Ce qui frappe dans les épilogues de ces paraboles, c'est la joie qui inonde les scènes des retours, des retrouvailles. Une joie qu'on veut partager avec tous: Réjouissez-vous avec moi ! que ce soit pour la brebis retrouvée que le bon pasteur charge sur ses épaules (v. 5), pour la pièce d'argent retrouvée par sa propriétaire (v. 9) ou pour le père qui voit revenir son cadet. Apportez le plus beau vêtement pour l'habiller..., allez tuer le veau gras, mangeons et festoyons... (vv. 22-23).

La parabole du fils prodigue illustre bien complètement le processus de la conversion de pécheur : Il rompt avec sa famille, demande sa part d'héritage, part pour un pays lointain, dilapide sa fortune en menant une vie de désordre. Il subit la conséquence de ses péchés: devenu pauvre, il doit accepter une condition humiliante, lui, le fils de famille, en gardant les porcs, en vivant une existence pire que celle des animaux puisqu'il enviait les gousses du caroubier dont il était privé !

Cette épreuve le fit entrer en lui-même (v. 17) et revenir à la réalité, c'est-à-dire à la vérité. Le péché obscurcit d'abord l'intelligence, la connaissance. Ici, le processus de la conversion s'enclenche : il reconnaît ses fautes, envers Dieu et envers son père (dans la foi, c'est le même).
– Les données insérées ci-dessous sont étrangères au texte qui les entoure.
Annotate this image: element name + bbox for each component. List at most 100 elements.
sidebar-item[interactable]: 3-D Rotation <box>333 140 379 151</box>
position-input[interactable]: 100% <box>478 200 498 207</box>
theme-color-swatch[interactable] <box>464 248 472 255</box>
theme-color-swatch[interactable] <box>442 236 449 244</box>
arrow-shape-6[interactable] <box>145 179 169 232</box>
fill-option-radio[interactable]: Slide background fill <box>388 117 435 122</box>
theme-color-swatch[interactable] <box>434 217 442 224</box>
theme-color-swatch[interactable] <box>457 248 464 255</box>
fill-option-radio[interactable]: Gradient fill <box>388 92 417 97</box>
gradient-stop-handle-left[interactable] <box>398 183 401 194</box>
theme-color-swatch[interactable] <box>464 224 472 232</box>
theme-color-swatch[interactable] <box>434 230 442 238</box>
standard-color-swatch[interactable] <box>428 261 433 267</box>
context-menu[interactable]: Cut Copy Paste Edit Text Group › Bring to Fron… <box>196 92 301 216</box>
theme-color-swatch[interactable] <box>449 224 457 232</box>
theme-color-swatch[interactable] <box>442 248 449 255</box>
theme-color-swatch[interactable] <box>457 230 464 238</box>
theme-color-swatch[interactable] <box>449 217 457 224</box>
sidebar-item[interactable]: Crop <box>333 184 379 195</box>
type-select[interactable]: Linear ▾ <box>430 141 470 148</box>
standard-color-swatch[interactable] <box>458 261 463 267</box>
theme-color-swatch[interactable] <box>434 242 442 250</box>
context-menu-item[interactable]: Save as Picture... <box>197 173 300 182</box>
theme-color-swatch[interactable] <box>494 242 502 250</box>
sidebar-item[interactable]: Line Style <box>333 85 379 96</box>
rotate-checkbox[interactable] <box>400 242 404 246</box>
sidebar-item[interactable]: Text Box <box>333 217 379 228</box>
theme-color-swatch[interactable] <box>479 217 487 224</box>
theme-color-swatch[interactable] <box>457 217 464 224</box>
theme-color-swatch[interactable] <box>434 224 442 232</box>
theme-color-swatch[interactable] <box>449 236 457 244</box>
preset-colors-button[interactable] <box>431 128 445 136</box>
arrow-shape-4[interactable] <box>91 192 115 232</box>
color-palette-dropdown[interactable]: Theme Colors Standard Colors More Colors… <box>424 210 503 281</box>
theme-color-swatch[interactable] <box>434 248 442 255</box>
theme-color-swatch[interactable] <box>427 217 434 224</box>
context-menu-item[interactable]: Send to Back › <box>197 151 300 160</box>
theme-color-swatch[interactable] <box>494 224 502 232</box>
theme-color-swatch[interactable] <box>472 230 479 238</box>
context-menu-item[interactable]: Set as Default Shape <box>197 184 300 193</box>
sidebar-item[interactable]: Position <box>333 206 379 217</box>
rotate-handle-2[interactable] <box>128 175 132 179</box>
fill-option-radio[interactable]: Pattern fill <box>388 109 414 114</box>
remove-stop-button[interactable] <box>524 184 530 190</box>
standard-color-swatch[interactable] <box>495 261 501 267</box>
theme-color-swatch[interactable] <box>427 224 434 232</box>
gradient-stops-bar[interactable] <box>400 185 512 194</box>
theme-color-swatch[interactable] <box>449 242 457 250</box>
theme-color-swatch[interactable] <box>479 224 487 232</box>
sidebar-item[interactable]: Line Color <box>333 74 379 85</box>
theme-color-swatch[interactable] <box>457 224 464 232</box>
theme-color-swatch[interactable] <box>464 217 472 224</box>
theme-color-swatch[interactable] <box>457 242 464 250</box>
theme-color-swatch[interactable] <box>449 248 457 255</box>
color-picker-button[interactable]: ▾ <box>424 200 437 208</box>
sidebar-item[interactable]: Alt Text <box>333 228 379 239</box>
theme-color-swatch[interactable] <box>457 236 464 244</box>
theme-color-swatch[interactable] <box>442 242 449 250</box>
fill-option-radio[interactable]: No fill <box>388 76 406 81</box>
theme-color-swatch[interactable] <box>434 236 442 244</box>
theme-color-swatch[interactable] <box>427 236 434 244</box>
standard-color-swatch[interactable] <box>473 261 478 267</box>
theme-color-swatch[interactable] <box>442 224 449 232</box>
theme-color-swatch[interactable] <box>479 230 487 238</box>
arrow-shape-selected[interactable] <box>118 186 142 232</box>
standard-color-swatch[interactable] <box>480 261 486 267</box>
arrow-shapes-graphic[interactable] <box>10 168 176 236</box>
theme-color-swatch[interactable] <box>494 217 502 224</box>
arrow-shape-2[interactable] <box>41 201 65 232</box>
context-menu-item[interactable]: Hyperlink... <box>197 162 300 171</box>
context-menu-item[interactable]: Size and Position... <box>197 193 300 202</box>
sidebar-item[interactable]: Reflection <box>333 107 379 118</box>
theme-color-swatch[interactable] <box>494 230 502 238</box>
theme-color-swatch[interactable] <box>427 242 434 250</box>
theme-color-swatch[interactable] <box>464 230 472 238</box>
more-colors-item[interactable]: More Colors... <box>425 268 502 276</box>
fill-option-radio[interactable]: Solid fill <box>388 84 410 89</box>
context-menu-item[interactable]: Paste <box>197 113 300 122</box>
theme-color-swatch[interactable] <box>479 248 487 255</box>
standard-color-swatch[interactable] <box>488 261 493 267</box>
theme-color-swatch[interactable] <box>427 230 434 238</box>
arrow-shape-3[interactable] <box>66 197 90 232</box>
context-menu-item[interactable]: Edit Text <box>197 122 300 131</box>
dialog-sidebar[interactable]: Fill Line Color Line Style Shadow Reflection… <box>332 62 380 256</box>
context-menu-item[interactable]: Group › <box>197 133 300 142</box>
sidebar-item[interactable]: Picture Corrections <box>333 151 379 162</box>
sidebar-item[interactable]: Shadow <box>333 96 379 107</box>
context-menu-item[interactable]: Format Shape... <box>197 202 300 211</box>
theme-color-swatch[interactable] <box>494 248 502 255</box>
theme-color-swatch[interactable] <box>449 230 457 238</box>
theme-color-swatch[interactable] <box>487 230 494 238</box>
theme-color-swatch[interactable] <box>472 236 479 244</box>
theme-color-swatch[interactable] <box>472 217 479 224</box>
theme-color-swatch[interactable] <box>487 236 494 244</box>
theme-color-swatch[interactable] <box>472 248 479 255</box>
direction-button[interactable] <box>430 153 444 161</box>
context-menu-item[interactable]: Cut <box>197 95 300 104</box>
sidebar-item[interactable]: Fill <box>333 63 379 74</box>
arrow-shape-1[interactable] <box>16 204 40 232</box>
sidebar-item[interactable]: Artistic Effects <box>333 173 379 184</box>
Père, j'ai péché contre le Ciel et contre toi, avec l'humilité: Je ne suis plus digne d'être appelé ton fils. Il accepte d'avance d'être seulement traité comme l'un de ses ouvriers (vv. 18-19). Puis, il fait la démarche de pénitence: Il se leva et s'en alla vers son père. La réconciliation se fait dans l'Amour miséricordieux de Dieu père qui n'attend pas que son fils devenu "prodigue" fasse la totalité du chemin qui reste à parcourir, mais qui, l'apercevant, fut saisi de compassion, courut se jeter à son cou et le couvrit de baisers (v. 20). Il ne l'humilie pas (il a été suffisamment humilié par ses péchés et leurs conséquences), il ne réclame pas davantage que sa contrition sincère et organise une fête pour son retour car il était mort, il est revenu à la vie (la vie de la grâce, la vie de l'âme); il était perdu, et il est retrouvé ! (v. 32)

Ne péchons plus, revenons toujours au Père qui nous attend et jetons-nous dans ses bras ouverts !

Abbé Christian LAFFARGUE.

*qui se repent traduisent les bibles de Jérusalem, Crampon et Osty. La nouvelle traduction liturgique traduit qui se convertit et supprimant ici l'adverbe plus (de la joie au lieu de plus de joie).